Home

Gerechtshof Arnhem, 09-11-2010, BO4249, P10/0250

Gerechtshof Arnhem, 09-11-2010, BO4249, P10/0250

Gegevens

Instantie
Gerechtshof Arnhem
Datum uitspraak
9 november 2010
Datum publicatie
17 november 2010
Annotator
ECLI
ECLI:NL:GHARN:2010:BO4249
Zaaknummer
P10/0250

Inhoudsindicatie

P10/0250 -Inhoudsindicatie

Het hof is van oordeel dat een verdere voortzetting van de ISD-maatregel niet zinvol is door een omstandigheid die buiten de macht van betrokkene ligt. Ten tijde van de oplegging van de ISD-maatregel was reeds bekend dat betrokkene ongewenst was verklaard. Ondanks dat in geval van een ongewenstverklaring vast beleid van justitie is om geen inhoudelijke invulling te geven aan de maatregel is de ISD opgelegd teneinde de maatschappij tegen betrokkene, die ondanks zijn ongewenstverklaring Nederland niet definitief verliet en strafbare feiten bleef plegen, te beschermen. Het hof is van oordeel dat de ISD-maatregel niet bedoeld is om problematiek op het gebied van het vreemdelingenrecht op te lossen, dan wel een bijdrage te leveren aan het uitzettingsbeleid. Daar komt bij dat teneinde het recidiverisico te beheersen/beperken begeleiding en een gecontroleerde en geleidelijke terugkeer van betrokkene in de samenleving van belang is. Dit is echter door de in 2002 uitgesproken ongewenstverklaring van betrokkene niet mogelijk. Hierdoor ontbreekt elk perspectief op een snelle invulling van de maatregel, terwijl dit niet aan betrokkene te wijten is.

Uitspraak

GERECHTSHOF ARNHEM

ISD P10/0250

Beslissing d.d. 9 november 2010

De kamer van het hof als bedoeld in artikel 67 van de Wet op de rechterlijke organisatie heeft te beslissen op het beroep van

[betrokkene],

geboren te [geboorteplaats] op [geboortedatum],

verblijvende in [naam inrichting].

Het beroep is ingesteld tegen de beslissing van de rechtbank Amsterdam van 24 juni 2010, inhoudende dat de tenuitvoerlegging van de maatregel tot plaatsing in een inrichting voor stelselmatige daders wordt voortgezet.

Overwegingen:

Het hof zal de beslissing van de rechtbank dienen te vernietigen, daar het recht doet mede op grond van nieuwe stukken en daar het tot een andere beslissing komt.

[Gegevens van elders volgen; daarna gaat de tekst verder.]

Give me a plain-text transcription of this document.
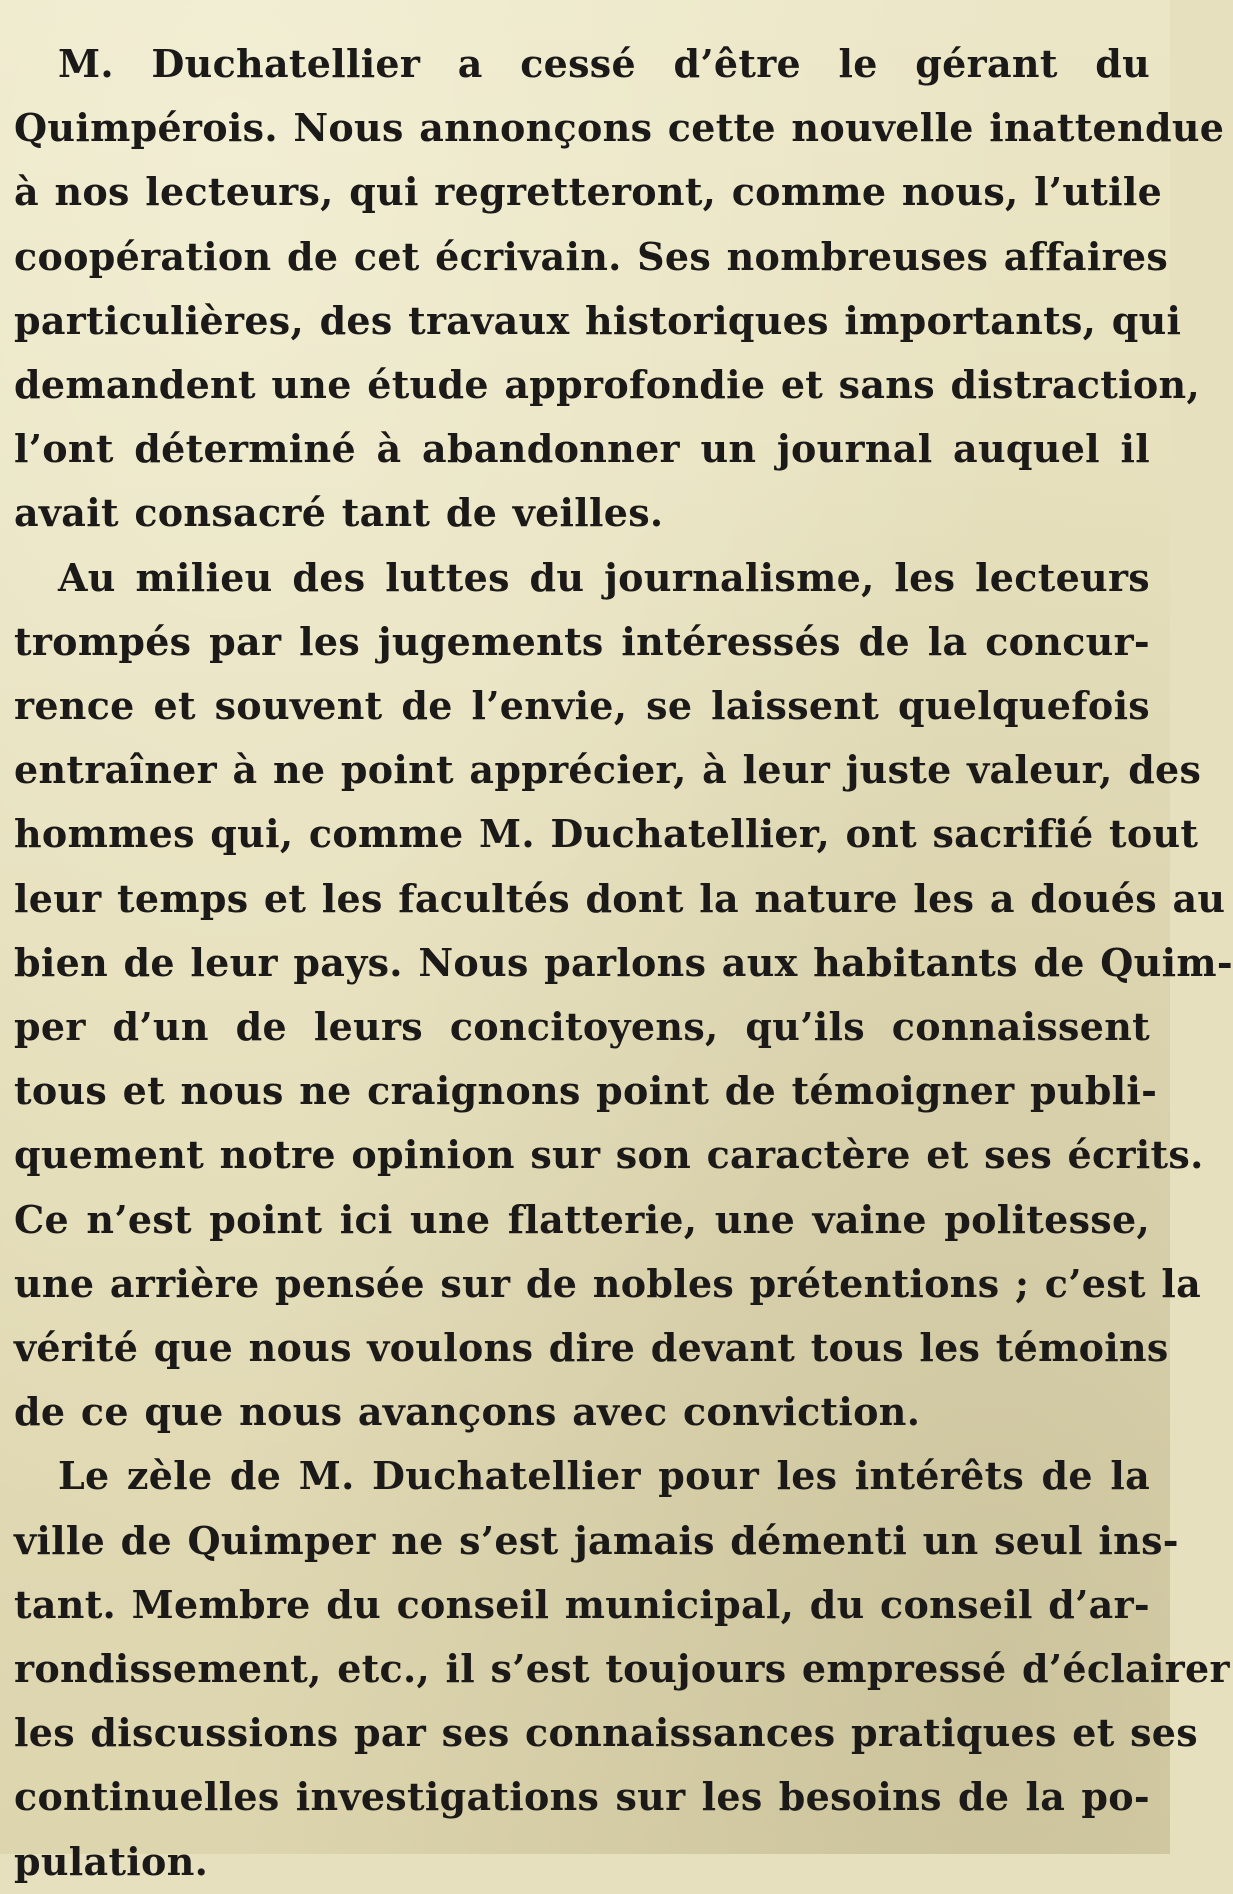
M. Duchatellier a cessé d’être le gérant du
Quimpérois. Nous annonçons cette nouvelle inattendue
à nos lecteurs, qui regretteront, comme nous, l’utile
coopération de cet écrivain. Ses nombreuses affaires
particulières, des travaux historiques importants, qui
demandent une étude approfondie et sans distraction,
l’ont déterminé à abandonner un journal auquel il
avait consacré tant de veilles.
Au milieu des luttes du journalisme, les lecteurs
trompés par les jugements intéressés de la concur-
rence et souvent de l’envie, se laissent quelquefois
entraîner à ne point apprécier, à leur juste valeur, des
hommes qui, comme M. Duchatellier, ont sacrifié tout
leur temps et les facultés dont la nature les a doués au
bien de leur pays. Nous parlons aux habitants de Quim-
per d’un de leurs concitoyens, qu’ils connaissent
tous et nous ne craignons point de témoigner publi-
quement notre opinion sur son caractère et ses écrits.
Ce n’est point ici une flatterie, une vaine politesse,
une arrière pensée sur de nobles prétentions ; c’est la
vérité que nous voulons dire devant tous les témoins
de ce que nous avançons avec conviction.
Le zèle de M. Duchatellier pour les intérêts de la
ville de Quimper ne s’est jamais démenti un seul ins-
tant. Membre du conseil municipal, du conseil d’ar-
rondissement, etc., il s’est toujours empressé d’éclairer
les discussions par ses connaissances pratiques et ses
continuelles investigations sur les besoins de la po-
pulation.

Het hof dient in het kader van de onderhavige procedure te beoordelen of voortzetting van de tenuitvoerlegging van de maatregel tot plaatsing in een inrichting voor stelselmatige daders noodzakelijk is. Daarbij dient gezien de wetstekst en de wetsgeschiedenis gebruik te worden gemaakt van het volgende beslissingskader.

Allereerst moet vastgesteld worden of opheffing van de maatregel zal leiden tot te verwachten onveiligheid, ernstige overlast en verloedering van het publiek domein. Daarna moet worden bezien of verdere voortzetting van de maatregel niet zinvol is door een omstandigheid die buiten de macht van betrokkene ligt.

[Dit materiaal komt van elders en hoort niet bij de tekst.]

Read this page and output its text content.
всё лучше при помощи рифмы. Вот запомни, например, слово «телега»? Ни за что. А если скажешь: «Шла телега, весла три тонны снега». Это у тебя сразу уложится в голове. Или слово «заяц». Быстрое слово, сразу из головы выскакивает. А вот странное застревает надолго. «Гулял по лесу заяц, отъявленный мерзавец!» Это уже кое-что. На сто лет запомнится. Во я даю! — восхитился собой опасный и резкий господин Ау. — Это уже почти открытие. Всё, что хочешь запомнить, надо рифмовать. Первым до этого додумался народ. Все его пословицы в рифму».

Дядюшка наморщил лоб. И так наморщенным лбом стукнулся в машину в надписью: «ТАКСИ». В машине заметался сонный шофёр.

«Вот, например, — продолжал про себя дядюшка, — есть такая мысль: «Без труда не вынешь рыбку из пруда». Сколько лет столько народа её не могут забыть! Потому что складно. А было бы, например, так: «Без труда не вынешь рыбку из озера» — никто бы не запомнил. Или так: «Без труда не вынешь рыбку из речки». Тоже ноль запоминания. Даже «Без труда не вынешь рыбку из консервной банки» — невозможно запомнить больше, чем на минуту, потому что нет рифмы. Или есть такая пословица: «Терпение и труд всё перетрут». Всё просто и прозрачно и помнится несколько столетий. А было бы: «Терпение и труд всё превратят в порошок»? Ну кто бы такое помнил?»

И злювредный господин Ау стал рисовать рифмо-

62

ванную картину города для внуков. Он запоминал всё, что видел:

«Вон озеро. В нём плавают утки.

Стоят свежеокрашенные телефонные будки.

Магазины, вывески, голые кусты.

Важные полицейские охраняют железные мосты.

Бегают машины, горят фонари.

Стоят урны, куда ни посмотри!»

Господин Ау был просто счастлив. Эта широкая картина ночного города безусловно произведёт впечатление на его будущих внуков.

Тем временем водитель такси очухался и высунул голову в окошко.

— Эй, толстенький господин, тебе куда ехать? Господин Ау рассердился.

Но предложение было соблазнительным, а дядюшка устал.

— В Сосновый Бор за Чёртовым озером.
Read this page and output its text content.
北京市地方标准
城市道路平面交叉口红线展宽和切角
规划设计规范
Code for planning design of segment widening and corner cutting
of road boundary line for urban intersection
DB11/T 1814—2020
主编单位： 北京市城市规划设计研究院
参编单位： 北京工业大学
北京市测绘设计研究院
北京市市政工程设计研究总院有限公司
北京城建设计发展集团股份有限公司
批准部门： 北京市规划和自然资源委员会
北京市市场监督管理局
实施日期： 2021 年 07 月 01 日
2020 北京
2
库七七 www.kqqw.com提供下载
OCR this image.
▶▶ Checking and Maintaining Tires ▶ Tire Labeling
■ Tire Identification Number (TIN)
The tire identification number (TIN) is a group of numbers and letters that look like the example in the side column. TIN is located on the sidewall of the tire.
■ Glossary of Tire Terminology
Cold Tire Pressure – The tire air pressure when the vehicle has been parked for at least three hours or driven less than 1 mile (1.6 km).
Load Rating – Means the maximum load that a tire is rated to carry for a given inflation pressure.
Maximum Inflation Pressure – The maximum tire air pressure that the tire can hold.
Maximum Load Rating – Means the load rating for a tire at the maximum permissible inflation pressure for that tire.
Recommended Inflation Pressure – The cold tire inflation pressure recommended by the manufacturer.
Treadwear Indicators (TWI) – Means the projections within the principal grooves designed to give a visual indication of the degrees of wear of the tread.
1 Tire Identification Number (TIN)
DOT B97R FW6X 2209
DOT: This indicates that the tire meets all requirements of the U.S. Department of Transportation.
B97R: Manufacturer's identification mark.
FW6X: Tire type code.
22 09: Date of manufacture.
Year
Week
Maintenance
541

Naar het oordeel van het hof is de beoogde strekking van de maatregel - te weten beveiliging van de maatschappij- in dit geval nog van betekenis.

Op grond van de langdurige verslavingsgeschiedenis van betrokkene en het gegeven dat betrokkene in geval van terugkeer in de samenleving nog begeleid dient te worden bij het zoeken van geschikte huisvesting en dagbesteding acht het hof een kans op terugval van betrokkene in zijn eerdere (delict-)gedrag bij eerdere beëindiging van de maatregel aanwezig. Dat betrokkene bij beëindiging van de maatregel uitgezet zou kunnen worden naar Italië maakt dit niet anders. Aan het eerste criterium voor een voortzetting van de maatregel is derhalve voldaan.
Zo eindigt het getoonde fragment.